Por Dr. Joel Beeke
“A
doutrina de Calvino referente à
união com Cristo, se não é o ensino mais importante que inspira
todo o seu pensamento e sua vida, é uma das características mais influentes de
sua teologia e ética", escreveu David Willis-Watkins.1
A RAIZ PROFUNDA DA
PIEDADE: A UNIÃO MÍSTICA
Calvino
não tencionava apresentar teologia como se esta fosse uma doutrina única. Seus
sermões, comentários e obras teológicas estão repletos da doutrina da união
com Cristo, a ponto de que esta se toma o foco da fé e da prática cristã.2 Calvino disse: ''A união da Cabeça com os membros, a
habitação de Cristo em nós - em resumo, a união mística - são tratadas por nós
com o mais elevado grau de importância, de modo que Cristo, tomando-se nosso,
nos faz, juntamente com Ele, participantes dos dons com os quais Ele foi
dotado". 3
Para Calvino, a
piedade está arraigada na união mística (unia mystica) do crente com Cristo; assim, essa união tem de ser nosso ponto de
partida.4 Essa união se torna possível porque Cristo assumiu nossa
natureza humana, enchendo-a com suas virtudes. A união com Cristo em sua
humanidade é histórica, ética e pessoal, mas
não essencial. Não há qualquer mistura grotesca de substâncias humanas entre
Cristo e nós. No entanto, Calvino afirma: "Cristo não somente se une a nós
por meio de um laço indivisível de comunhão, mas também cresce mais e mais em
um corpo, conosco, por meio de uma comunhão maravilhosa, até que se torna completamente
um conosco".5 Essa união é um dos grandes mistérios do evangelho.6
Por causa da fonte da perfeição de Cristo em nossa natureza, os piedosos podem
extrair, pela fé, o que necessitarem para sua santificação. A carne de Cristo é
a fonte da qual seu povo deriva sua vida e poder.7
Se
Cristo tivesse morrido e ressuscitado, mas não houvesse aplicado sua salvação
aos crentes, visando à regeneração e à santificação deles, a sua obra teria
sido ineficaz. A piedade mostra que o Espírito de Cristo está realizando em nós
aquilo que já foi realizado em Cristo. Cristo ministra sua santificação à igreja por meio de seu sacerdócio real, de
modo que a igreja possa viver piedosamente para Ele.8
O
pulso da teologia prática e da piedade de Calvino era a comunhão (communio)

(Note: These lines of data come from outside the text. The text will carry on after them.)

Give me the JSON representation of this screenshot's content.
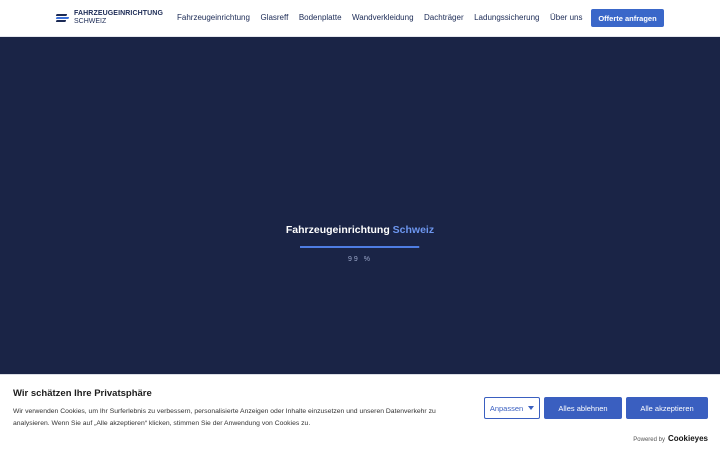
{
  "header": {
    "logo_line1": "FAHRZEUGEINRICHTUNG",
    "logo_line2": "SCHWEIZ",
    "nav": [
      {
        "label": "Fahrzeugeinrichtung"
      },
      {
        "label": "Glasreff"
      },
      {
        "label": "Bodenplatte"
      },
      {
        "label": "Wandverkleidung"
      },
      {
        "label": "Dachträger"
      },
      {
        "label": "Ladungssicherung"
      },
      {
        "label": "Über uns"
      }
    ],
    "cta_label": "Offerte anfragen"
  },
  "loader": {
    "title_main": "Fahrzeugeinrichtung",
    "title_accent": "Schweiz",
    "progress_text": "99 %",
    "progress": 0.99
  },
  "cookie": {
    "title": "Wir schätzen Ihre Privatsphäre",
    "text": "Wir verwenden Cookies, um Ihr Surferlebnis zu verbessern, personalisierte Anzeigen oder Inhalte einzusetzen und unseren Datenverkehr zu analysieren. Wenn Sie auf „Alle akzeptieren“ klicken, stimmen Sie der Anwendung von Cookies zu.",
    "customize_label": "Anpassen",
    "reject_label": "Alles ablehnen",
    "accept_label": "Alle akzeptieren",
    "powered_by": "Powered by",
    "brand": "Cookieyes"
  },
  "colors": {
    "background": "#1a2446",
    "accent": "#3a67c9",
    "title_accent": "#6d96ef"
  }
}
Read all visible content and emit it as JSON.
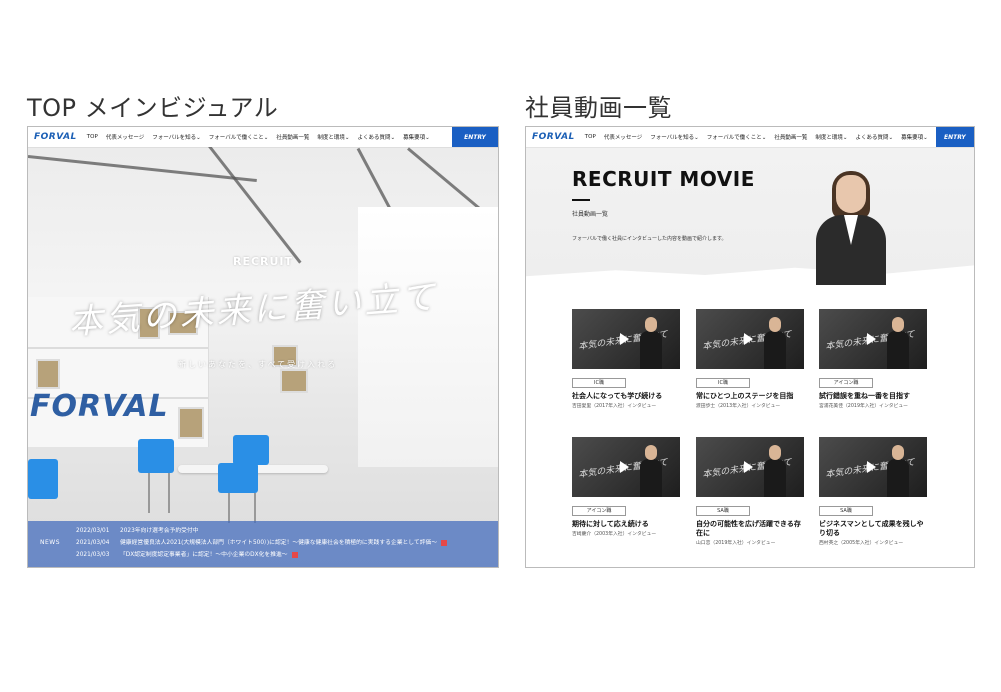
{
  "captions": {
    "left": "TOP メインビジュアル",
    "right": "社員動画一覧"
  },
  "nav": {
    "logo": "FORVAL",
    "items": [
      "TOP",
      "代表メッセージ",
      "フォーバルを知る",
      "フォーバルで働くこと",
      "社員動画一覧",
      "制度と環境",
      "よくある質問",
      "募集要項"
    ],
    "items_right": [
      "TOP",
      "代表メッセージ",
      "フォーバルを知る",
      "フォーバルで働くこと",
      "社員動画一覧",
      "制度と環境",
      "よくある質問",
      "募集要項"
    ],
    "entry": "ENTRY"
  },
  "hero": {
    "title": "RECRUIT",
    "slogan": "本気の未来に奮い立て",
    "sub": "新しいあなたを、すべて受け入れる",
    "wall_logo": "FORVAL"
  },
  "news": {
    "label": "NEWS",
    "items": [
      {
        "date": "2022/03/01",
        "text": "2023年向け選考会予約受付中",
        "pdf": false
      },
      {
        "date": "2021/03/04",
        "text": "健康経営優良法人2021(大規模法人部門（ホワイト500）)に認定！～健康な健康社会を積極的に実践する企業として評価～",
        "pdf": true
      },
      {
        "date": "2021/03/03",
        "text": "「DX認定制度認定事業者」に認定！～中小企業のDX化を推進～",
        "pdf": true
      }
    ]
  },
  "movie": {
    "title": "RECRUIT MOVIE",
    "subtitle": "社員動画一覧",
    "description": "フォーバルで働く社員にインタビューした内容を動画で紹介します。",
    "cards": [
      {
        "tag": "IC職",
        "title": "社会人になっても学び続ける",
        "meta": "吉田愛里（2017年入社）インタビュー",
        "thumb_text": "本気の未来に奮い立て"
      },
      {
        "tag": "IC職",
        "title": "常にひとつ上のステージを目指",
        "meta": "渡田歩士（2013年入社）インタビュー",
        "thumb_text": "本気の未来に奮い立て"
      },
      {
        "tag": "アイコン職",
        "title": "試行錯誤を重ね一番を目指す",
        "meta": "宮浦花美佳（2019年入社）インタビュー",
        "thumb_text": "本気の未来に奮い立て"
      },
      {
        "tag": "アイコン職",
        "title": "期待に対して応え続ける",
        "meta": "吉崎慶介（2003年入社）インタビュー",
        "thumb_text": "本気の未来に奮い立て"
      },
      {
        "tag": "SA職",
        "title": "自分の可能性を広げ活躍できる存在に",
        "meta": "山口恋（2019年入社）インタビュー",
        "thumb_text": "本気の未来に奮い立て"
      },
      {
        "tag": "SA職",
        "title": "ビジネスマンとして成果を残しやり切る",
        "meta": "西村英之（2005年入社）インタビュー",
        "thumb_text": "本気の未来に奮い立て"
      }
    ]
  }
}
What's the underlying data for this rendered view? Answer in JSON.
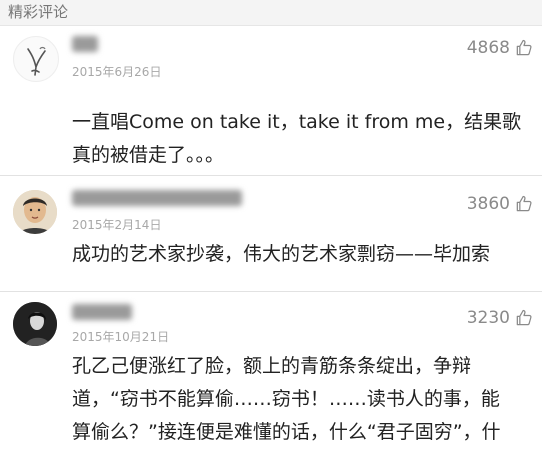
{
  "section": {
    "title": "精彩评论"
  },
  "comments": [
    {
      "date": "2015年6月26日",
      "likes": "4868",
      "text": "一直唱Come on take it，take it from me，结果歌\n真的被借走了。。。"
    },
    {
      "date": "2015年2月14日",
      "likes": "3860",
      "text": "成功的艺术家抄袭，伟大的艺术家剽窃——毕加索"
    },
    {
      "date": "2015年10月21日",
      "likes": "3230",
      "text": "孔乙己便涨红了脸，额上的青筋条条绽出，争辩\n道，“窃书不能算偷……窃书！……读书人的事，能\n算偷么？”接连便是难懂的话，什么“君子固穷”，什"
    }
  ],
  "icons": {
    "like": "thumbs-up-icon"
  },
  "colors": {
    "header_bg": "#f4f4f4",
    "meta_gray": "#a8a8a8",
    "like_gray": "#8a8a8a",
    "text": "#222222"
  }
}
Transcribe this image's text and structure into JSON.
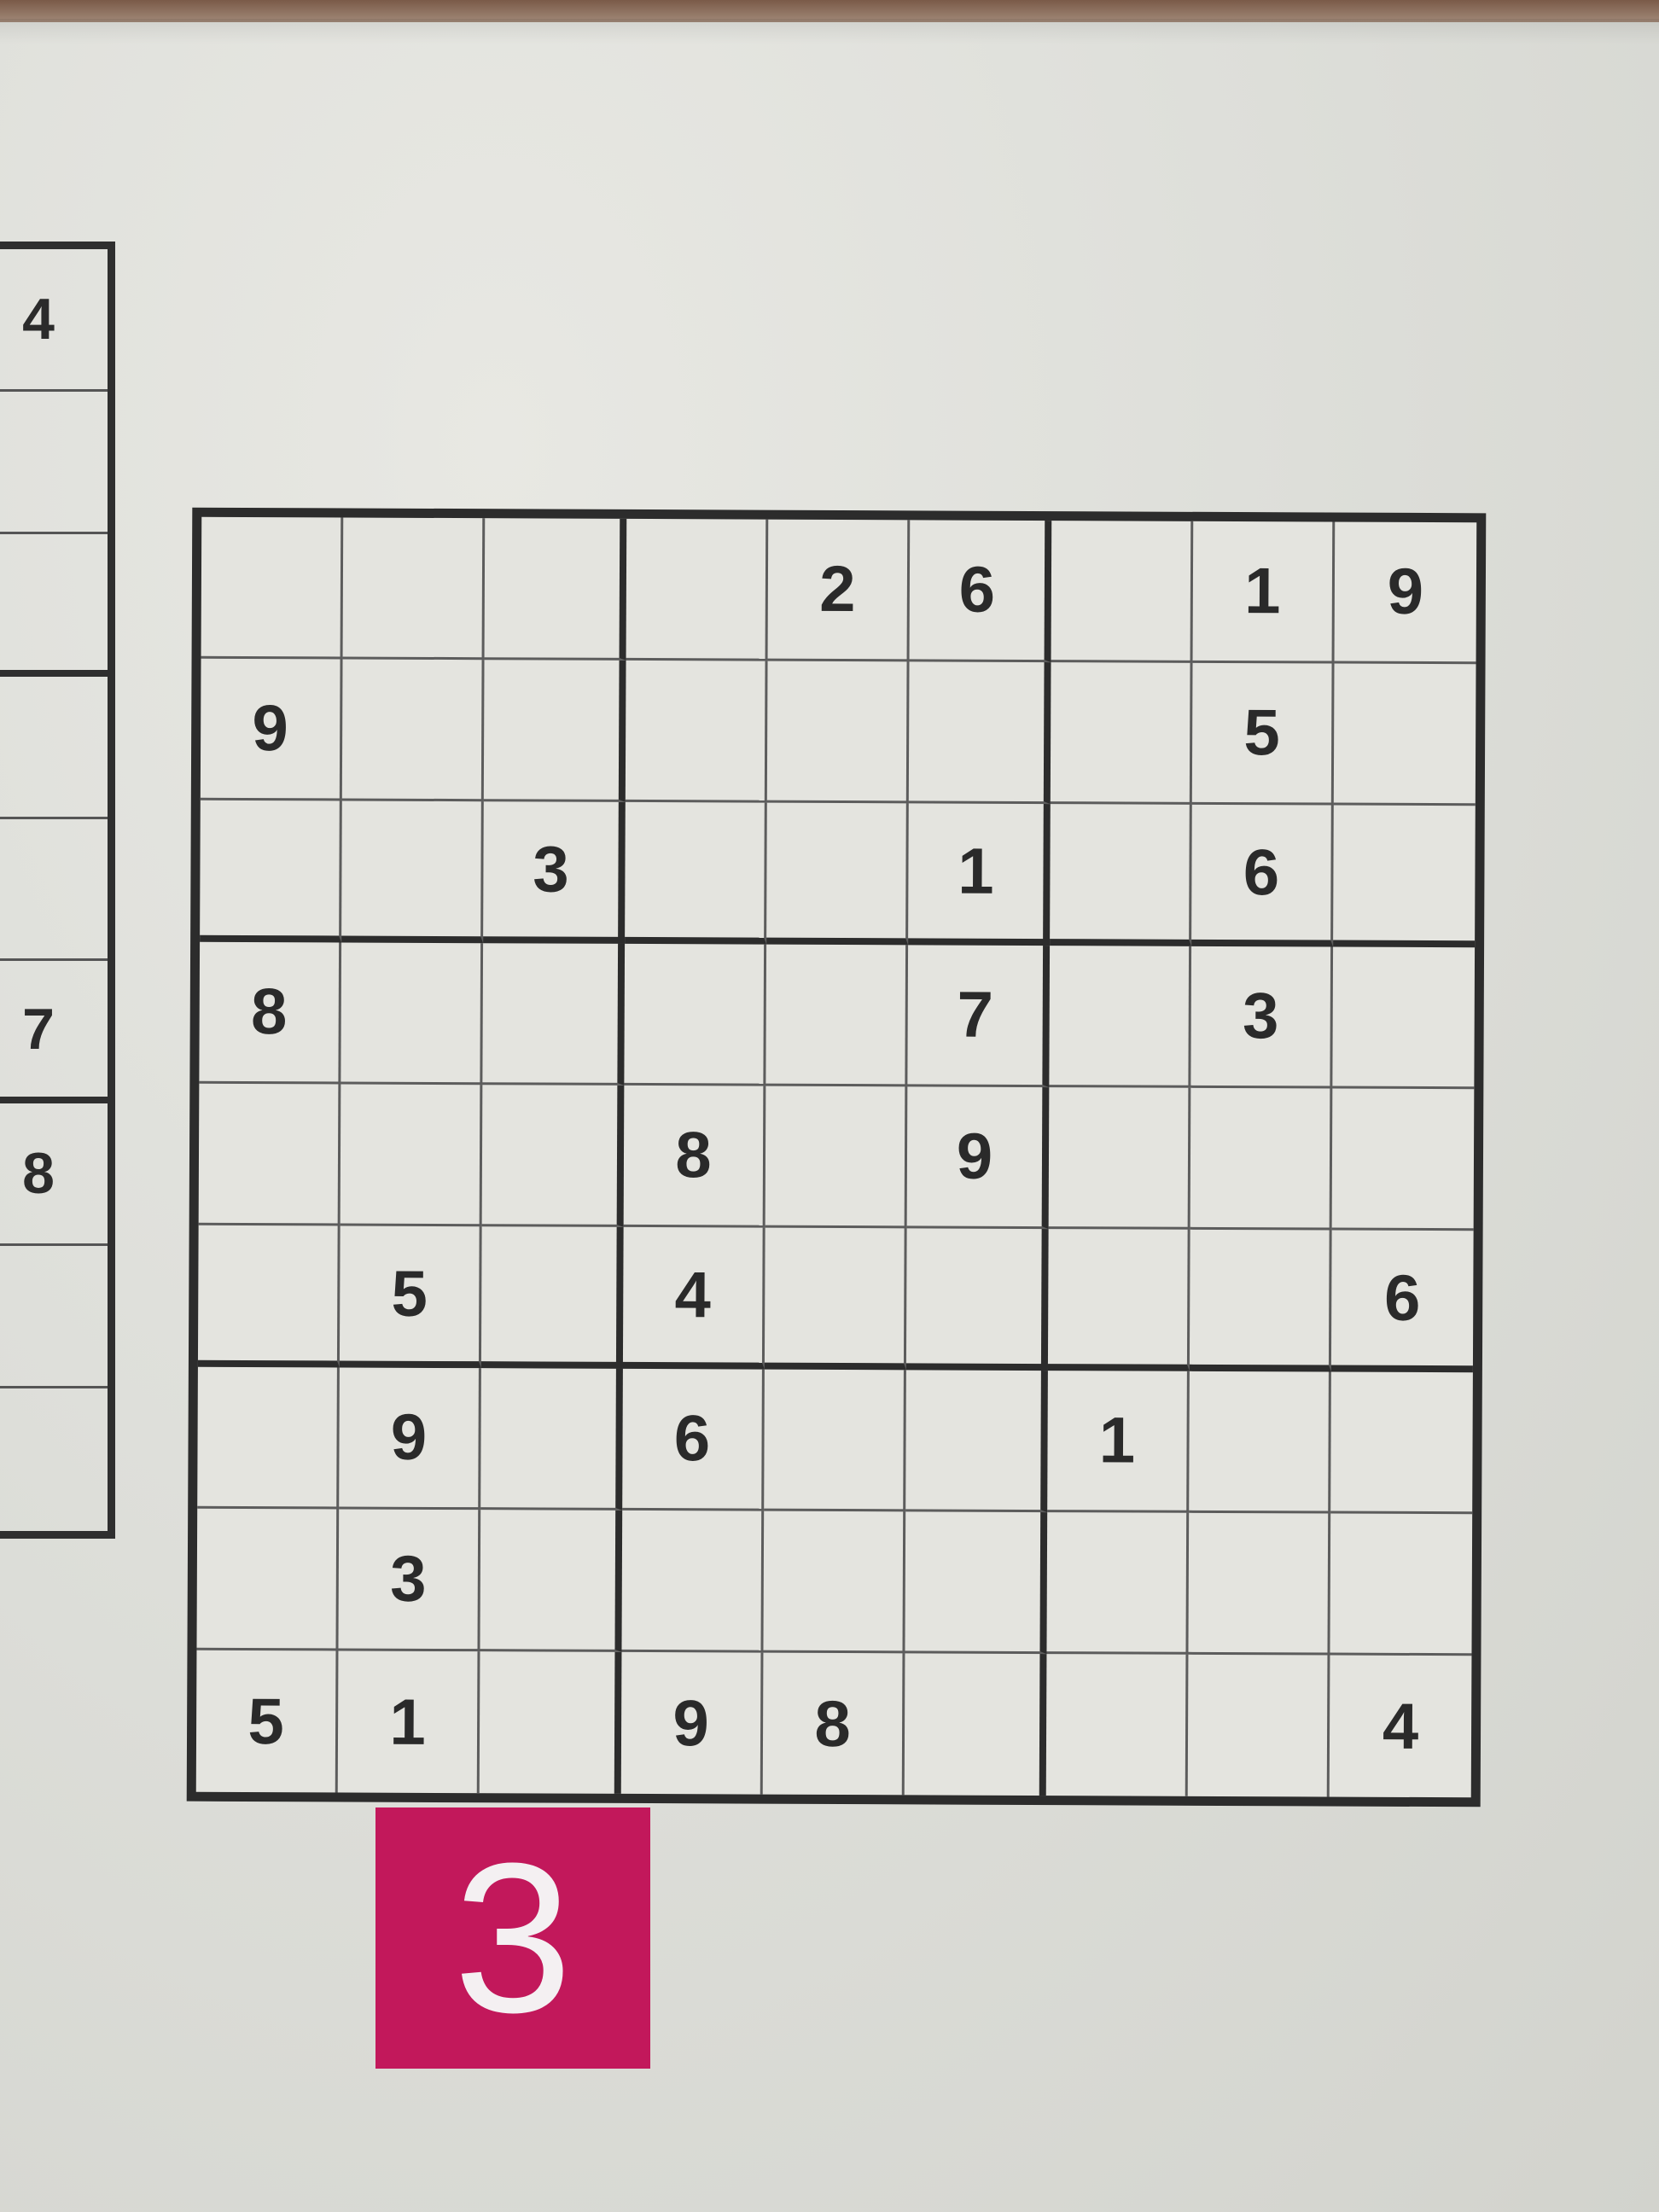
{
  "puzzle_number": "3",
  "colors": {
    "badge": "#c2185b",
    "ink": "#2a2a2a",
    "paper": "#e4e4df"
  },
  "left_puzzle": {
    "rows": [
      "",
      "4",
      "",
      "",
      "",
      "",
      "7",
      "8",
      "",
      ""
    ]
  },
  "grid": [
    [
      "",
      "",
      "",
      "",
      "2",
      "6",
      "",
      "1",
      "9"
    ],
    [
      "9",
      "",
      "",
      "",
      "",
      "",
      "",
      "5",
      ""
    ],
    [
      "",
      "",
      "3",
      "",
      "",
      "1",
      "",
      "6",
      ""
    ],
    [
      "8",
      "",
      "",
      "",
      "",
      "7",
      "",
      "3",
      ""
    ],
    [
      "",
      "",
      "",
      "8",
      "",
      "9",
      "",
      "",
      ""
    ],
    [
      "",
      "5",
      "",
      "4",
      "",
      "",
      "",
      "",
      "6"
    ],
    [
      "",
      "9",
      "",
      "6",
      "",
      "",
      "1",
      "",
      ""
    ],
    [
      "",
      "3",
      "",
      "",
      "",
      "",
      "",
      "",
      ""
    ],
    [
      "5",
      "1",
      "",
      "9",
      "8",
      "",
      "",
      "",
      "4"
    ]
  ]
}
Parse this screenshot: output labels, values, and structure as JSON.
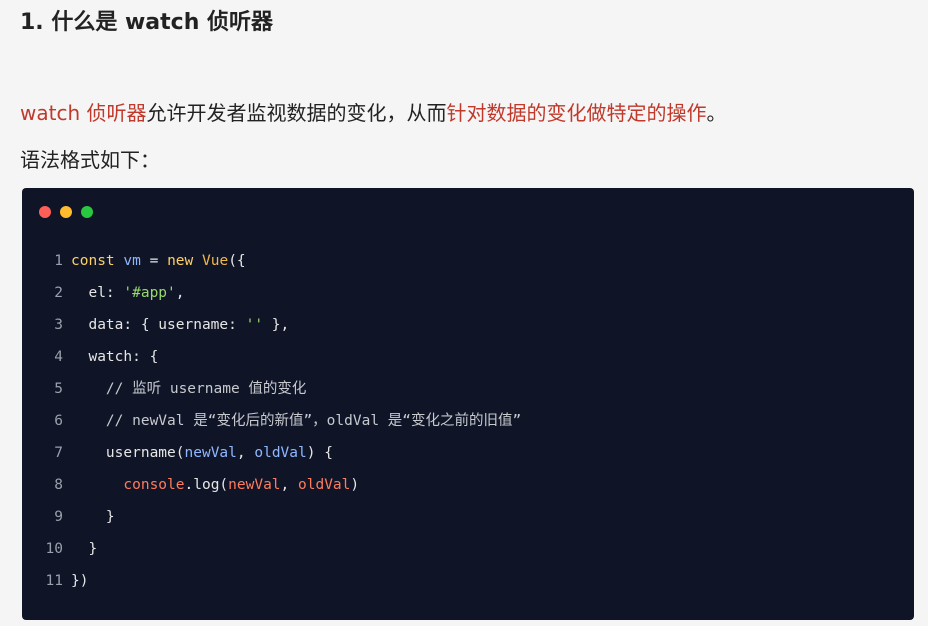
{
  "heading": "1. 什么是 watch 侦听器",
  "paragraph": {
    "part1": "watch 侦听器",
    "part2": "允许开发者监视数据的变化，从而",
    "part3": "针对数据的变化做特定的操作",
    "part4": "。"
  },
  "syntax_label": "语法格式如下：",
  "window_dots": {
    "red": "#ff5f57",
    "yellow": "#febc2e",
    "green": "#28c840"
  },
  "code": {
    "lines": [
      {
        "num": "1",
        "t": [
          [
            "kw",
            "const"
          ],
          [
            "plain",
            " "
          ],
          [
            "var",
            "vm"
          ],
          [
            "plain",
            " = "
          ],
          [
            "kw",
            "new"
          ],
          [
            "plain",
            " "
          ],
          [
            "cls",
            "Vue"
          ],
          [
            "plain",
            "({"
          ]
        ]
      },
      {
        "num": "2",
        "t": [
          [
            "plain",
            "  el: "
          ],
          [
            "str",
            "'#app'"
          ],
          [
            "plain",
            ","
          ]
        ]
      },
      {
        "num": "3",
        "t": [
          [
            "plain",
            "  data: { username: "
          ],
          [
            "str",
            "''"
          ],
          [
            "plain",
            " },"
          ]
        ]
      },
      {
        "num": "4",
        "t": [
          [
            "plain",
            "  watch: {"
          ]
        ]
      },
      {
        "num": "5",
        "t": [
          [
            "cm",
            "    // 监听 username 值的变化"
          ]
        ]
      },
      {
        "num": "6",
        "t": [
          [
            "cm",
            "    // newVal 是“变化后的新值”，oldVal 是“变化之前的旧值”"
          ]
        ]
      },
      {
        "num": "7",
        "t": [
          [
            "plain",
            "    username("
          ],
          [
            "var",
            "newVal"
          ],
          [
            "plain",
            ", "
          ],
          [
            "var",
            "oldVal"
          ],
          [
            "plain",
            ") {"
          ]
        ]
      },
      {
        "num": "8",
        "t": [
          [
            "plain",
            "      "
          ],
          [
            "fn",
            "console"
          ],
          [
            "plain",
            ".log("
          ],
          [
            "param",
            "newVal"
          ],
          [
            "plain",
            ", "
          ],
          [
            "param",
            "oldVal"
          ],
          [
            "plain",
            ")"
          ]
        ]
      },
      {
        "num": "9",
        "t": [
          [
            "plain",
            "    }"
          ]
        ]
      },
      {
        "num": "10",
        "t": [
          [
            "plain",
            "  }"
          ]
        ]
      },
      {
        "num": "11",
        "t": [
          [
            "plain",
            "})"
          ]
        ]
      }
    ]
  }
}
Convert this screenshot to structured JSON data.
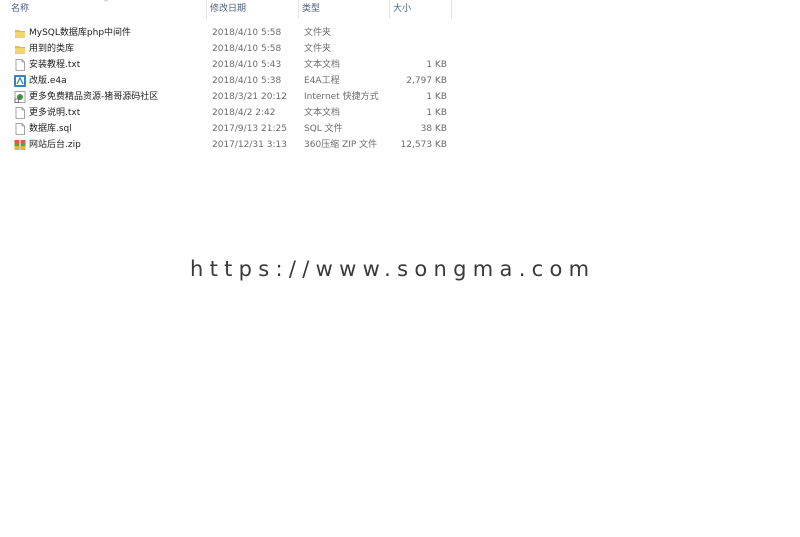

com Cristo. Isso envolve participação (participatio) nos benefícios
de Cristo, que são inseparáveis da união com Ele.9 Essa ênfase já se
achava evidente na Confessio Fidei de Eucharistia (1537), assinada por
Calvino, Martin Bucer e Wolfgang Capito.1o Todavia, a comunhão com
Cristo, para Calvino, não era moldada pela sua doutrina sobre a Ceia do Senhor.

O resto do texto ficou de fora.